リサーチ会社のBerg Insightが今年発表したデータによると、2011年のワイヤレス接続数はグローバルで1億800万。その数は2016年には3億5930万にまで増加すると予測されている。中でも中国がその成長の牽引役になると見られている。

ネットワークの分断とコスト

グローバルM2Mの実現においては、各国間のモバイルネットワークの分断という大きな課題がある。M2Mのグローバルカバレッジを実現するためには、企業は地域毎に複数のモバイルオペレーターと契約剃る必要がある。このことがM2M導入の敷居を高くしている要因の一つだ。

さらにBerg Insightにおれば、ユニバーサルM2Mネットワークを実現するには2つの道があるという。一つは通信オペレータ同士のコラボレーション。もう一つはサービスプロバイダによるプラットフォームの標準化だ。例えばVodafoneは自前のグローバルネットワーク網やパートナーシップを利用して、グローバルM2Mサービスを展開しているが、それでも中国や米国の一部(CDMAを利用するVerizonがパートナーのエリア)はカバーし切れていない。
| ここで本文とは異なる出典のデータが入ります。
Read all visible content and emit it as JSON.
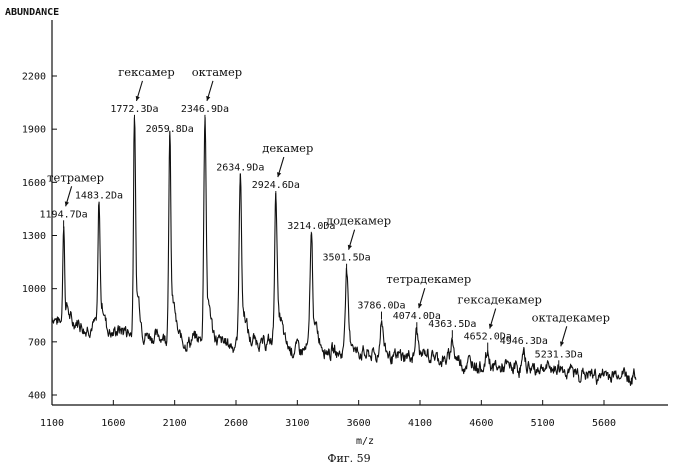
{
  "chart_data": {
    "type": "line",
    "title": "",
    "ylabel": "ABUNDANCE",
    "xlabel": "m/z",
    "caption": "Фиг. 59",
    "xlim": [
      1100,
      5900
    ],
    "ylim": [
      400,
      2400
    ],
    "x_ticks": [
      1100,
      1600,
      2100,
      2600,
      3100,
      3600,
      4100,
      4600,
      5100,
      5600
    ],
    "x_tick_labels": [
      "1100",
      "1600",
      "2100",
      "2600",
      "3100",
      "3600",
      "4100",
      "4600",
      "5100",
      "5600"
    ],
    "y_ticks": [
      400,
      700,
      1000,
      1300,
      1600,
      1900,
      2200
    ],
    "y_tick_labels": [
      "400",
      "700",
      "1000",
      "1300",
      "1600",
      "1900",
      "2200"
    ],
    "baseline": [
      [
        1100,
        840
      ],
      [
        1300,
        800
      ],
      [
        1500,
        780
      ],
      [
        1700,
        760
      ],
      [
        1900,
        740
      ],
      [
        2100,
        720
      ],
      [
        2500,
        700
      ],
      [
        3000,
        680
      ],
      [
        3500,
        650
      ],
      [
        4000,
        620
      ],
      [
        4500,
        580
      ],
      [
        5000,
        545
      ],
      [
        5500,
        510
      ],
      [
        5850,
        500
      ]
    ],
    "peaks": [
      {
        "mz": 1194.7,
        "label": "1194.7Da",
        "intensity": 1335
      },
      {
        "mz": 1483.2,
        "label": "1483.2Da",
        "intensity": 1440
      },
      {
        "mz": 1772.3,
        "label": "1772.3Da",
        "intensity": 1930
      },
      {
        "mz": 2059.8,
        "label": "2059.8Da",
        "intensity": 1815
      },
      {
        "mz": 2346.9,
        "label": "2346.9Da",
        "intensity": 1930
      },
      {
        "mz": 2634.9,
        "label": "2634.9Da",
        "intensity": 1600
      },
      {
        "mz": 2924.6,
        "label": "2924.6Da",
        "intensity": 1500
      },
      {
        "mz": 3214.0,
        "label": "3214.0Da",
        "intensity": 1270
      },
      {
        "mz": 3501.5,
        "label": "3501.5Da",
        "intensity": 1090
      },
      {
        "mz": 3786.0,
        "label": "3786.0Da",
        "intensity": 820
      },
      {
        "mz": 4074.0,
        "label": "4074.0Da",
        "intensity": 760
      },
      {
        "mz": 4363.5,
        "label": "4363.5Da",
        "intensity": 715
      },
      {
        "mz": 4652.0,
        "label": "4652.0Da",
        "intensity": 645
      },
      {
        "mz": 4946.3,
        "label": "4946.3Da",
        "intensity": 620
      },
      {
        "mz": 5231.3,
        "label": "5231.3Da",
        "intensity": 545
      }
    ],
    "annotations": [
      {
        "text": "тетрамер",
        "peak": 1194.7
      },
      {
        "text": "гексамер",
        "peak": 1772.3
      },
      {
        "text": "октамер",
        "peak": 2346.9
      },
      {
        "text": "декамер",
        "peak": 2924.6
      },
      {
        "text": "додекамер",
        "peak": 3501.5
      },
      {
        "text": "тетрадекамер",
        "peak": 4074.0
      },
      {
        "text": "гексадекамер",
        "peak": 4652.0
      },
      {
        "text": "октадекамер",
        "peak": 5231.3
      }
    ]
  }
}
シンガポールのSingTelはアジアの13カ国で構成される「ブリッジアライアンス」を構築し、M2Mによる法外なローミングコストをこのパートナーシップによって緩和しようとしている。

Customize of verticals

今後予測されているような大きなレベニューを実現するためには、オペレーターは様々な分野における市場の要求を深く理解する必要がある。オペレーターと企業が将来のM2M市場や技術を見据えた、戦略的パートナーシップを締結することが重要だ。またオペレーターは今後起こるであろう「データの大洪水」にも備えなければならない。モバイルネットワークの増強が急務である。

中でも特に、グローバルオペレーターにおいては、異なるプラットフォーム上でのSIMの認証という課題に対処する必要がある。
ここまで

国をまたいだM2Mモバイルネットワークの接続性という課題は、やはりできるだけ早期に解消されなければいけない問題でしょう。例として挙げられているVodafoneは、最も広いカバレッジを持つモバイルネットワークオペレーターですが、それでも中国やブラジルといったM2Mの成長ポテンシャルが最も高いと期待されている国において、永続的なローミングが認められていないという課題によって、グローバルカバレッジは十分実現できていないのが現状とのこと。

M2Mネットワークの真のグローバル化のためにも、こういった障壁は早急に解消されることを願っています。